Two years after their arrival, in 1854, Bonaventure Keller was invited East to minister in Brooklyn, New York. There he was responsible for 22 mission stations, including the premier German parish of Holy Trinity, currently on Montrose Avenue. In that same year, Leopold Moczygemba was appointed as second superior of the mission. In 1858, John McCloskey, the first bishop of Albany, invited Moczygemba to send German friars to Syracuse and Utica to care for German Catholics. Since the number of friars in the country could not care for both the Texas missions and the East Coast missions, it was decided to transfer all activity to the East Coast.
It was also in 1859, that the motherhouse of the American mission was established in Syracuse at Assumption Parish.
The First North American Provinces
In February of 1872, the General Administration in Rome felt that the American mission was mature enough to become an autonomous Province. Bonaventure Keller was elected the first provincial of the Immaculate Conception Province.

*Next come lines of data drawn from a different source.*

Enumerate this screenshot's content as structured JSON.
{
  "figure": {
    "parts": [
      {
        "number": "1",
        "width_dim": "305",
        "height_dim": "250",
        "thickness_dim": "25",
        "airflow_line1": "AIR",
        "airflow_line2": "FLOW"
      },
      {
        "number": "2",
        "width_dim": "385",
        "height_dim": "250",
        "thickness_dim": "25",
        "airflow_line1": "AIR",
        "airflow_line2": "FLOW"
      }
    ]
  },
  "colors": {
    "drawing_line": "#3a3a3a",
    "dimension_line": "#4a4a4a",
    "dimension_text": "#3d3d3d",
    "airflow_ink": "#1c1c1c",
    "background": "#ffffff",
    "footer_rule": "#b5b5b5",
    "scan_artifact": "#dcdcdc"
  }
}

The Province of St. Anthony of Padua was founded in 1906, in order to more effectively provide pastoral care for the large number of Polish immigrants who had begun to arrive to the United States during the previous decades. This new province, headquartered at Baltimore, Md., would also help to stave off the terrible rift between the Church and those Poles who were leaving to join the new “Polish National Catholic Church.” Although the Conventual friars were not able to settle the division completely, they were able to catechize well enough to welcome many back into the fold.

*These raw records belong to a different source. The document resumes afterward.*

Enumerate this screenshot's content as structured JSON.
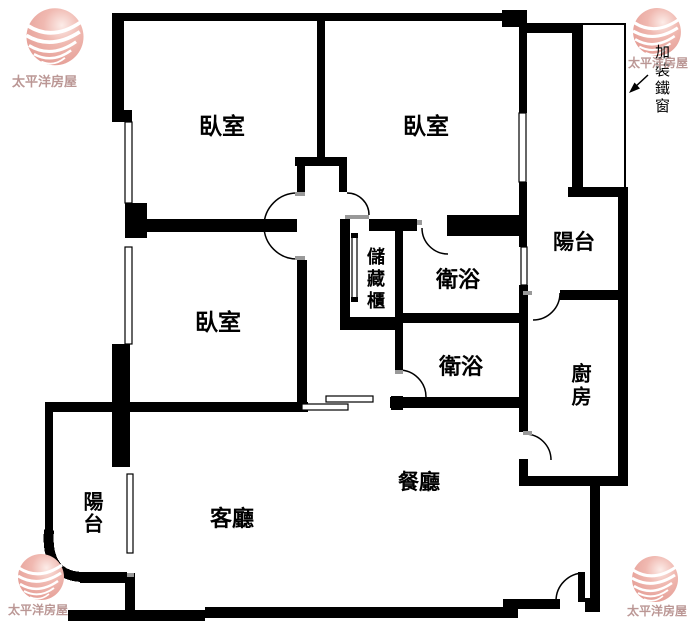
{
  "brand": {
    "logo_text": "太平洋房屋"
  },
  "annotation": {
    "iron_window_note": "加裝鐵窗"
  },
  "rooms": {
    "bedroom_top_left": "臥室",
    "bedroom_top_right": "臥室",
    "bedroom_bottom_left": "臥室",
    "bathroom_upper": "衛浴",
    "bathroom_lower": "衛浴",
    "kitchen": "廚房",
    "dining_room": "餐廳",
    "living_room": "客廳",
    "balcony_right": "陽台",
    "balcony_left": "陽台",
    "storage_cabinet": "儲藏櫃"
  },
  "colors": {
    "wall": "#000000",
    "background": "#ffffff",
    "logo_sphere": "#eba9a2",
    "logo_text": "#bb9795",
    "annotation_text": "#000000"
  }
}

An Expansion of Conventual Heritage
In the intervening years of continued immigration, the Depression and World Wars, the friars ministered at many secondary schools as teachers and administrators. They served as military, university, prison, and hospital chaplains, established printing presses and founded several publications. The friars have been pastoral and substance abuse counselors, itinerant preachers, directors of retreat centers, art’s colonies, and the sponsors of a radio station. They have ministered in AIDS hospices and homeless shelters. They have constructed housing for the handicapped, founded a network of international shelters for youth and runaways, have co-sponsored a Franciscan NGO Office (non-governmental organization) at the United Nations, and have even initiated a wine making venture, as well as a bakery to help fund an inner city food pantry.

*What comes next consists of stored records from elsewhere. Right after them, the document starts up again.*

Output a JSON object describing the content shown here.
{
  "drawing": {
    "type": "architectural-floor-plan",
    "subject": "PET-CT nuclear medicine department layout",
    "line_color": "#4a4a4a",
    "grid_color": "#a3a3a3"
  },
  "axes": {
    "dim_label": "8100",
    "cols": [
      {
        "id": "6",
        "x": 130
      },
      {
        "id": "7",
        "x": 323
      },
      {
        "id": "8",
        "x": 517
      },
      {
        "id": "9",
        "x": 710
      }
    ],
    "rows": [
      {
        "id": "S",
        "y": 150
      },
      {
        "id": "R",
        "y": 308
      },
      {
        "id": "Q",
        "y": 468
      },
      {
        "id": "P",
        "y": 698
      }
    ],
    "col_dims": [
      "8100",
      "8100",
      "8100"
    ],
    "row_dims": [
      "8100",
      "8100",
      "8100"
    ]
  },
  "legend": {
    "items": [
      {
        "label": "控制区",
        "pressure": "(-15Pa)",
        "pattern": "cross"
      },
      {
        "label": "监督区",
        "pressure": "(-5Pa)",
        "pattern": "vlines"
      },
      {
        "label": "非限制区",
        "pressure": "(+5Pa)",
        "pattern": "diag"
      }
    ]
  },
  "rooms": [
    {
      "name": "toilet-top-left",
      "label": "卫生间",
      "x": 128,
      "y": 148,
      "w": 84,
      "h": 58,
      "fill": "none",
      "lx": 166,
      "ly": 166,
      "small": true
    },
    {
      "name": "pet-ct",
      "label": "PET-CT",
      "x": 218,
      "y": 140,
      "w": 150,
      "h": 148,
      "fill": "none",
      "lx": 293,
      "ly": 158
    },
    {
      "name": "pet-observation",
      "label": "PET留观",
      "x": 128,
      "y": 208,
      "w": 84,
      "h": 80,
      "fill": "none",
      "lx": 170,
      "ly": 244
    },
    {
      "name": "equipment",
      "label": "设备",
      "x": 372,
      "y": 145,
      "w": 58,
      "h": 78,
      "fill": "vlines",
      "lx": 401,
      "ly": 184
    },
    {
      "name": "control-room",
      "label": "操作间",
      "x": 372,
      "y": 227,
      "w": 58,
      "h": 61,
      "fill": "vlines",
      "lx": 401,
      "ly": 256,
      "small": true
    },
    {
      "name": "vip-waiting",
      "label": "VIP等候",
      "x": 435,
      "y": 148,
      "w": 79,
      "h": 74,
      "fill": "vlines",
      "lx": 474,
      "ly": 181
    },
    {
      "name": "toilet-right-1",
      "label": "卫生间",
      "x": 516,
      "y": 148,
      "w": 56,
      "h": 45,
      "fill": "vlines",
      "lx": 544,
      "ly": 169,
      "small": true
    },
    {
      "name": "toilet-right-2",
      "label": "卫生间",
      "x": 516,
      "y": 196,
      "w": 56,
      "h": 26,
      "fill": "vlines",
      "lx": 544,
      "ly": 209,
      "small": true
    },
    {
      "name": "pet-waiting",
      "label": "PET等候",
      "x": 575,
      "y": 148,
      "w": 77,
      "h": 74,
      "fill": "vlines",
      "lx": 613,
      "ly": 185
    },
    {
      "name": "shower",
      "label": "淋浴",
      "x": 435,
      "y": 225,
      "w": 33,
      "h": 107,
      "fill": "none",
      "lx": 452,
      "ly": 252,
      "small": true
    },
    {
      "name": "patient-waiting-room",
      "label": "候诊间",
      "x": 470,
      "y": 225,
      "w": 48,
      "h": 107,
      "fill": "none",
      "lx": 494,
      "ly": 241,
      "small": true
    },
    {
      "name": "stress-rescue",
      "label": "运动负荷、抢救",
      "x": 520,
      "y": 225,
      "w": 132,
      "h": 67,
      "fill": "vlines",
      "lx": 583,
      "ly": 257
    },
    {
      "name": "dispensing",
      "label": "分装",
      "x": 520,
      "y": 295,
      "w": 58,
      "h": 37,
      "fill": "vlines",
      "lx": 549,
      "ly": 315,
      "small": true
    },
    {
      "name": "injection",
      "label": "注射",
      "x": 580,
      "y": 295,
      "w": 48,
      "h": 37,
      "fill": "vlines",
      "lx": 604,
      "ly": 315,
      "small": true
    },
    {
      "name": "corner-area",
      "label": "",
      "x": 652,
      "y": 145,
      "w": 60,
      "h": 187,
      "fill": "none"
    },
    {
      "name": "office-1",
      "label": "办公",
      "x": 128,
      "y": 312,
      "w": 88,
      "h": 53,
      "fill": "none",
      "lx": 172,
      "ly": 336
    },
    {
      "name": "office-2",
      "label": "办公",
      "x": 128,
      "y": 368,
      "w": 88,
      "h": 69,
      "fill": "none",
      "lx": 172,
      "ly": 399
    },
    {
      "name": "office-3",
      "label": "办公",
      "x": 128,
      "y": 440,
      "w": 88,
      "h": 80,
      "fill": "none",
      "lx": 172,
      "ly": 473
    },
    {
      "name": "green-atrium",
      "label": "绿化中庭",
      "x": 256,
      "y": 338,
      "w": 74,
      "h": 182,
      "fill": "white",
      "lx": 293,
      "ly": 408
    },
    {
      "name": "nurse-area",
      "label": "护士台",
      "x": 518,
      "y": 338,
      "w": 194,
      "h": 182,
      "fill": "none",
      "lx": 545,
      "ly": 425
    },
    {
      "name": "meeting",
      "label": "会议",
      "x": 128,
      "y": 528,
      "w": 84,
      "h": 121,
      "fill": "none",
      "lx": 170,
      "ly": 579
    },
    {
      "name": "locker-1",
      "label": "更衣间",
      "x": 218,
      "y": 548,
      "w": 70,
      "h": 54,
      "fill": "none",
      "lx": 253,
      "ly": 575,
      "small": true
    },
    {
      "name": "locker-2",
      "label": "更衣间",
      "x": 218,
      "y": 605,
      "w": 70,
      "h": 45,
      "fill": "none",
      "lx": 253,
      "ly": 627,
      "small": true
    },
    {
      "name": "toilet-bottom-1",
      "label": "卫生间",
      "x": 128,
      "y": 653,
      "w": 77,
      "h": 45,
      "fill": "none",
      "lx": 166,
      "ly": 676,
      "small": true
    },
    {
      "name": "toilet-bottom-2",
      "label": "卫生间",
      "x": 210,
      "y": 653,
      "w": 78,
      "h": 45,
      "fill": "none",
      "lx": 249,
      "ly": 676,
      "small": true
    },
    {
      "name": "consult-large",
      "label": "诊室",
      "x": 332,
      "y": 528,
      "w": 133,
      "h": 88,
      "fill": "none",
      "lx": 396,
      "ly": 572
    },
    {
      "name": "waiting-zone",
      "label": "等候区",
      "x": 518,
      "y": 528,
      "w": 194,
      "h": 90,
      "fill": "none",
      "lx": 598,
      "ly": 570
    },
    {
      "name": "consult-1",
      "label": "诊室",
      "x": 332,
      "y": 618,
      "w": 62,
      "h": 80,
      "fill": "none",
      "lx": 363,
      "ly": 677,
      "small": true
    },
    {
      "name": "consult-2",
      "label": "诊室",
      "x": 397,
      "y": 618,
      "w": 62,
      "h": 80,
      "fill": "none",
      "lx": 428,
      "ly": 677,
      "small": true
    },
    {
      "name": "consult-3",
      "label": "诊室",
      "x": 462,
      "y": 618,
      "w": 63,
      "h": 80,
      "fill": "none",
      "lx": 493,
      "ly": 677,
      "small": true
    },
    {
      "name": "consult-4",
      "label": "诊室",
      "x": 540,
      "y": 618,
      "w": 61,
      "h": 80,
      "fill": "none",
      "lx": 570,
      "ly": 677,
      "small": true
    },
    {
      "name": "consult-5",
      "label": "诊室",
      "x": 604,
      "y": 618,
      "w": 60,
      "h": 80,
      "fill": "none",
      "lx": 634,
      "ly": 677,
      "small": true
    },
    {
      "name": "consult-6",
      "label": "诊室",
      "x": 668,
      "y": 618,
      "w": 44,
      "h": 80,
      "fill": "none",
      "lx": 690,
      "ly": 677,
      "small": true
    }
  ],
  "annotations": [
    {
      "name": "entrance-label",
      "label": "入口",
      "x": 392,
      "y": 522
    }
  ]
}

The changes in American society in the 1960s and 1970s saw changes in ministry focus for the friars. As the assimilation of Polish immigrants had been virtually accomplished, there was less need for Polish ethnic ministry. The once expanding field of Catholic high school ministry also began to contract. Accordingly, the province’s ministry focus changed, with an evangelization effort in Ghana, West Africa, and increased attention to the growing needs of the southeastern United States. While continuing to serve pastoral and parochial needs in ministry, commitments to specialized domestic evangelization and service were initiated with the establishment of campus ministries, a shelter for run-away youth, a lay ministry formation program, and the founding of The Companions of St. Anthony, providing spiritual support while fostering a continuing devotion to St. Anthony by means of providing spiritual resources, prayers books, novenas, chaplets and other forms of personal devotion to thousands of American Catholics.
Our Lady of the Angels Province is Established
On May 5, 2014, the union of the Franciscan Friars Conventual from Immaculate Conception and St. Anthony of Padua Provinces formed Our Lady of the Angels Province.